その他の永続化メカニズム
ControlStateは有効に機能し、おそらく永続データを格納するのに最も信頼の置ける方法ですが、ASP.NET 1.1を使用している場合や、ViewStateによる永続化を(たとえ恒久的でも)好まない場合は、別のストレージメカニズムを使用することもできます。PreservePropertyControlは、次の4つの永続化モードをサポートしています。
- ControlState
- HiddenVariable
- SessionVariable
- CachePerPage
ControlState以外のモードでは、ページパイプラインへのカスタムフックと、データをシリアル化するための多少の追加処理が必要です。これの基になるコントロールを作成したときに、私は効率が悪くてかなり多くのコードを必要とする独自のシリアル化メカニズムを使っていました。私のブログに寄せられたいくつかの提案の中で、誰かがLosFormatterを使うことを提案してくれました。LosFormatterはSystem.Web.UI名前空間にある、あまり知られていない文字列シリアライザで、オブジェクトのシリアル化に利用できます。

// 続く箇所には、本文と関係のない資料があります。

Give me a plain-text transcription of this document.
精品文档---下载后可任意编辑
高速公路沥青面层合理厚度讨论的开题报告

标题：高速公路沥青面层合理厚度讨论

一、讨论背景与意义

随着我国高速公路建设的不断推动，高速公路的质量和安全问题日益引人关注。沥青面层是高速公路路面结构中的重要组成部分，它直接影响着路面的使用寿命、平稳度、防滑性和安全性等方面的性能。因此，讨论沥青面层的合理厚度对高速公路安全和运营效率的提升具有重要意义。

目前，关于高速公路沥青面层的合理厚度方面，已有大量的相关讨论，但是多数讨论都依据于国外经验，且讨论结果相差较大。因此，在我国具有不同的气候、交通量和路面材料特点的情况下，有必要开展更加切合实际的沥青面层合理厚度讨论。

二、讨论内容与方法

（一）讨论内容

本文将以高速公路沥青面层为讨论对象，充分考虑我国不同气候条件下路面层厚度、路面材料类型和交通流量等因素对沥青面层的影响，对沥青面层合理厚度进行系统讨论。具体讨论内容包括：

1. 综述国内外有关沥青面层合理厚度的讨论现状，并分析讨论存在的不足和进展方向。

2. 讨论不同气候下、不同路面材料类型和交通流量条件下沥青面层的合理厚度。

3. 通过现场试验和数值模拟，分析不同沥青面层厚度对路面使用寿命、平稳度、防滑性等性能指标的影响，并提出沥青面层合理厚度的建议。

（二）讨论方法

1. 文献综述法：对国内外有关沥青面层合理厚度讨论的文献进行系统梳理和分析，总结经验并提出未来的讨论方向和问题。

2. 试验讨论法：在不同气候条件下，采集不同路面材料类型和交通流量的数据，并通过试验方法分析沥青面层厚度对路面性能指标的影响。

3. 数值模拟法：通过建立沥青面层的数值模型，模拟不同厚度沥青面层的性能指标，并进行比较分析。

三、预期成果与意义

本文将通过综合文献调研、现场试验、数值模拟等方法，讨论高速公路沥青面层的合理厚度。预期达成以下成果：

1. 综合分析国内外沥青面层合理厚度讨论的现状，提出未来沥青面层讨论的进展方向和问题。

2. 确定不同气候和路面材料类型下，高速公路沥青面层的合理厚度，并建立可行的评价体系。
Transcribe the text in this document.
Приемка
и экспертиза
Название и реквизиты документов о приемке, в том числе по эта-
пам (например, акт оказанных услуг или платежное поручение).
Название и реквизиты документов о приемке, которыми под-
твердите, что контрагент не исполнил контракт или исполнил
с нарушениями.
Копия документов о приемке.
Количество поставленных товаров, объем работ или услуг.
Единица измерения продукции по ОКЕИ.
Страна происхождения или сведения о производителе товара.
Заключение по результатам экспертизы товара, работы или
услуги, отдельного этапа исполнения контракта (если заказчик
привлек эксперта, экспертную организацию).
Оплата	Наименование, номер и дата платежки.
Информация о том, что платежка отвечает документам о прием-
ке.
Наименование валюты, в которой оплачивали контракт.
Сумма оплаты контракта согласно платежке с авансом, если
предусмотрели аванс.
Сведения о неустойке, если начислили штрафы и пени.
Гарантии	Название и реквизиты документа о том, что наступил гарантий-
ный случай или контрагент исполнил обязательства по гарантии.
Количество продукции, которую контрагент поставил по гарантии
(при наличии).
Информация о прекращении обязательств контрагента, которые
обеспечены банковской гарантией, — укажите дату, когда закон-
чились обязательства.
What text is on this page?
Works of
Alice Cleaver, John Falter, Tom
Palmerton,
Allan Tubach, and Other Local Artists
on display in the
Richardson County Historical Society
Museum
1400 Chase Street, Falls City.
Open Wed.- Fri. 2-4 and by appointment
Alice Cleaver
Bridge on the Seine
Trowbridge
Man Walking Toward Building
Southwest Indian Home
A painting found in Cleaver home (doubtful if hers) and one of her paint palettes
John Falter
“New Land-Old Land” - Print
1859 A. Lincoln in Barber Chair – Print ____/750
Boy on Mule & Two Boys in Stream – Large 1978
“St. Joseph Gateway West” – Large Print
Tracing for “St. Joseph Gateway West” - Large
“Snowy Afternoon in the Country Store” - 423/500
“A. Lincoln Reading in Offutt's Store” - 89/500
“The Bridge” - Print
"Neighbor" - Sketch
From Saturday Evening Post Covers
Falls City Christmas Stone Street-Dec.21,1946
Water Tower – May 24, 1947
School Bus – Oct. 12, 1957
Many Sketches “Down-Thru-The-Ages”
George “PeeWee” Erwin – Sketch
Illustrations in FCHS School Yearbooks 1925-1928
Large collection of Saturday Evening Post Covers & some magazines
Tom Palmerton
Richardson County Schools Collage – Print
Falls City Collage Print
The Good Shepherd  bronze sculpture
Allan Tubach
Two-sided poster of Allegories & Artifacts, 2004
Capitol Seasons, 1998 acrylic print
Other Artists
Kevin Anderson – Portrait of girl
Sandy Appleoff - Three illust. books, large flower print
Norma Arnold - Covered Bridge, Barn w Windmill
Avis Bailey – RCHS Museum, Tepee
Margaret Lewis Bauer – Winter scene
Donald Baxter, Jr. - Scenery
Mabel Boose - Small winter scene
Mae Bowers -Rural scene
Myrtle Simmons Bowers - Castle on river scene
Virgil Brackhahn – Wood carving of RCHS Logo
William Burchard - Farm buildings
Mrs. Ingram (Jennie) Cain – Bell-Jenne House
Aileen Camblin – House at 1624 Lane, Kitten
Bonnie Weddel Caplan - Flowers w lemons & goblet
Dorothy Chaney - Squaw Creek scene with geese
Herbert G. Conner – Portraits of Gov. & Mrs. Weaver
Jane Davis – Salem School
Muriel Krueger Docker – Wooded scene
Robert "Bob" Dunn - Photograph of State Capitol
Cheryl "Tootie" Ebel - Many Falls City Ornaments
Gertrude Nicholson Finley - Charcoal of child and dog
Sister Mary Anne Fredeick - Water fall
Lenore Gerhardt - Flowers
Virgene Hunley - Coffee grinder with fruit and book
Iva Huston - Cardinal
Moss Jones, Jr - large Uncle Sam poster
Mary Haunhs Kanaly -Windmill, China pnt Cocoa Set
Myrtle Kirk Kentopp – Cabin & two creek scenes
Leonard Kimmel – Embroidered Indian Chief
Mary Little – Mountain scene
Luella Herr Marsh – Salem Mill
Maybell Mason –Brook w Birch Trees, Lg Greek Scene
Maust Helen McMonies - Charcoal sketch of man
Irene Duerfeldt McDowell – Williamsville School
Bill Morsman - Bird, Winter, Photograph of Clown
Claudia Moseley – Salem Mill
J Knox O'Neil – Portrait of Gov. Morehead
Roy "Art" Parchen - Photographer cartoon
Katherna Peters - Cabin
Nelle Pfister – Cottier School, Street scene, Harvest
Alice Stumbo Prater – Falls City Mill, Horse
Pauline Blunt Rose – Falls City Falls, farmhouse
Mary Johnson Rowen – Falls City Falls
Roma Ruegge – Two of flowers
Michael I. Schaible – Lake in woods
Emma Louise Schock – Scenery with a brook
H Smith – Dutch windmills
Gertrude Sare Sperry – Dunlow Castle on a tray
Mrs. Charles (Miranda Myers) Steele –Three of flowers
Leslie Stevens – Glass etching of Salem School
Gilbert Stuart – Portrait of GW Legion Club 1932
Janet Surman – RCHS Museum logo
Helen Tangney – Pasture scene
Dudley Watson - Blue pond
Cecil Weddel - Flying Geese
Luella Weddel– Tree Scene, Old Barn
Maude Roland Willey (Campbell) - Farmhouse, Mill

このシリアライザで使われるフォーマットは、完全なバイナリフォーマッタよりも軽量です。一般的な型をより効率的にエンコードするうえに、多くの場合、コストのかかる完全な.NETシリアル化メカニズムを迂回するからです。リスト3に、PreservePropertyControlのControlState以外のモードのストレージメカニズムに関するコードを示します。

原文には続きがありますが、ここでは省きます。